Building a future, from LEGOs to robots.

Claire Houston

By Keely Savoie

When she built her first robot as a toddler, Claire Houston ’19 was just following in the family tradition. Her father, an IBM programmer, had already inculcated her older sister into the world of engineering. Houston was simply the next in line.

“My older sister got her first robotics kits when I was two,” she said. “When I was three or four, I built my first robot with her.”

That fearless get-in-and-do-it attitude fuels all of Houston’s endeavors. Now a first-year student at Mount Holyoke College, Houston helps lead a robotics program at the local Girl Scouts council, works as youth leader in a nearby church, plays in the English Handbell Ensemble, takes a 20-credit course-load, and maintains an active social life in the community that she has come to value so deeply.

“There was something calling me here to Mount Holyoke, and I am really glad I followed that call,” she said. “Every day this is where I want to be. The people, the community, the classes—I couldn’t imagine a better place to be.”

First step

After discovering a passion for building robots, Houston joined FIRST LEGO League Jr. at eight years old. FIRST is designed to introduce STEM concepts and skills to six- to nine-year-olds.

FIRST was founded under the principle that if a musician can inspire a kid to sing, and a basketball star can inspire a kid to go into sports, why can’t an engineer inspire a kid to go into STEM?” she said.

When she aged out of the junior league, Houston moved to the next level, which involved annual competitions between teams. And by the time she graduated from high school, she was instructing junior FIRST students in the program that she had brought to her school.

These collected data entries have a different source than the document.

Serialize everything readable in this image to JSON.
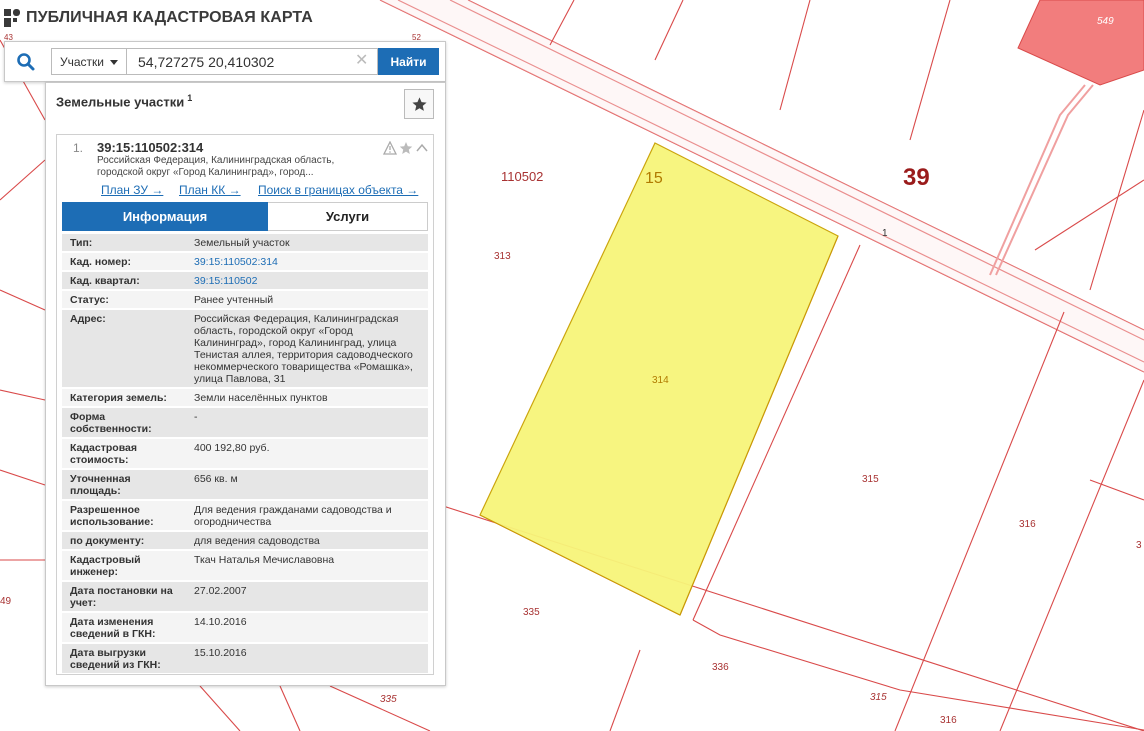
{
  "app": {
    "title": "ПУБЛИЧНАЯ КАДАСТРОВАЯ КАРТА"
  },
  "search": {
    "type_label": "Участки",
    "query": "54,727275 20,410302",
    "button_label": "Найти"
  },
  "panel": {
    "title": "Земельные участки",
    "count": "1"
  },
  "result": {
    "number": "1.",
    "cadastral_id": "39:15:110502:314",
    "address_short": "Российская Федерация, Калининградская область, городской округ «Город Калининград», город...",
    "links": {
      "plan_zu": "План ЗУ →",
      "plan_kk": "План КК →",
      "search_bounds": "Поиск в границах объекта →"
    }
  },
  "tabs": {
    "info": "Информация",
    "services": "Услуги"
  },
  "info_rows": [
    {
      "key": "Тип:",
      "value": "Земельный участок",
      "link": false
    },
    {
      "key": "Кад. номер:",
      "value": "39:15:110502:314",
      "link": true
    },
    {
      "key": "Кад. квартал:",
      "value": "39:15:110502",
      "link": true
    },
    {
      "key": "Статус:",
      "value": "Ранее учтенный",
      "link": false
    },
    {
      "key": "Адрес:",
      "value": "Российская Федерация, Калининградская область, городской округ «Город Калининград», город Калининград, улица Тенистая аллея, территория садоводческого некоммерческого товарищества «Ромашка», улица Павлова, 31",
      "link": false
    },
    {
      "key": "Категория земель:",
      "value": "Земли населённых пунктов",
      "link": false
    },
    {
      "key": "Форма собственности:",
      "value": "-",
      "link": false
    },
    {
      "key": "Кадастровая стоимость:",
      "value": "400 192,80 руб.",
      "link": false
    },
    {
      "key": "Уточненная площадь:",
      "value": "656 кв. м",
      "link": false
    },
    {
      "key": "Разрешенное использование:",
      "value": "Для ведения гражданами садоводства и огородничества",
      "link": false
    },
    {
      "key": "по документу:",
      "value": "для ведения садоводства",
      "link": false
    },
    {
      "key": "Кадастровый инженер:",
      "value": "Ткач Наталья Мечиславовна",
      "link": false
    },
    {
      "key": "Дата постановки на учет:",
      "value": "27.02.2007",
      "link": false
    },
    {
      "key": "Дата изменения сведений в ГКН:",
      "value": "14.10.2016",
      "link": false
    },
    {
      "key": "Дата выгрузки сведений из ГКН:",
      "value": "15.10.2016",
      "link": false
    }
  ],
  "map_labels": {
    "quarter": "110502",
    "plot_num_large": "15",
    "district": "39",
    "parcel_313": "313",
    "parcel_314": "314",
    "parcel_315": "315",
    "parcel_315b": "315",
    "parcel_316": "316",
    "parcel_316b": "316",
    "parcel_335": "335",
    "parcel_335b": "335",
    "parcel_336": "336",
    "parcel_549": "549",
    "road_1": "1",
    "edge_3": "3",
    "edge_49": "49",
    "edge_43": "43",
    "edge_52": "52"
  },
  "colors": {
    "accent": "#1d6db5",
    "parcel_line": "#d94a4a",
    "selected_fill": "#f7f57a",
    "neighbor_fill": "#f27d7d"
  }
}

And when she graduated from high school and moved on to Mount Holyoke, Houston reinvigorated the local Girl Scout council’s nascent FIRST program, taking on the technical side of teaching skills to the students.

Their first robot competition was in December, and while her team did not win any awards, they made a strong showing.

“They had a really good time and scored pretty highly. It was so gratifying to see them build their skills and knowledge,” said Houston. “A big part of this program is just bringing together the girls who are interested in STEM. That’s what made it so exciting for me when I was in school, when I was like, ‘These are my people.’ ”

Beyond Robots

In one of her early FIRST design competitions, Houston’s team solved a farm’s energy problem by replacing expensive and inefficient heaters that were maintained to prevent water troughs from freezing with a cheap pump that recaptured heat from the manure pile.

Later, Houston analyzed data for the Girl Scouts to develop a case study on the success of its new Digital Cookie program that enables individual scouts to sell cookies through their personal web pages.

“It was thousands of pages of data,” she said. “They put together a report on the Digital Cookie program, and included in there was the case study I put together based on my Girl Scout council.

Moving on

Now in her second semester at Mount Holyoke, Houston keeps her days full between her school, work, and social life.

“Claire is a superstar,” said Michael Penn, professor of religion, and Houston’s advisor. Calling her a “wickedly smart, talented writer,” Penn noted that Houston’s primary talent is in her ability to take technically complicated material and make it relevant and accessible.

“She really crosses that divide between technical work and humanities,” he said. “She refuses to be pigeonholed.”

The multi-talented Houston hasn’t determined what her ultimate career path will be. She does know that for now she wants to continue working with young students to teach them about robotics and engineering.

“Teaching these students for an hour and a half a week is so awesome,” she said. “They are so excited and so enthusiastic you can’t help but want to spend time with them, watching them grow as they learn things, figure things out, and get better.”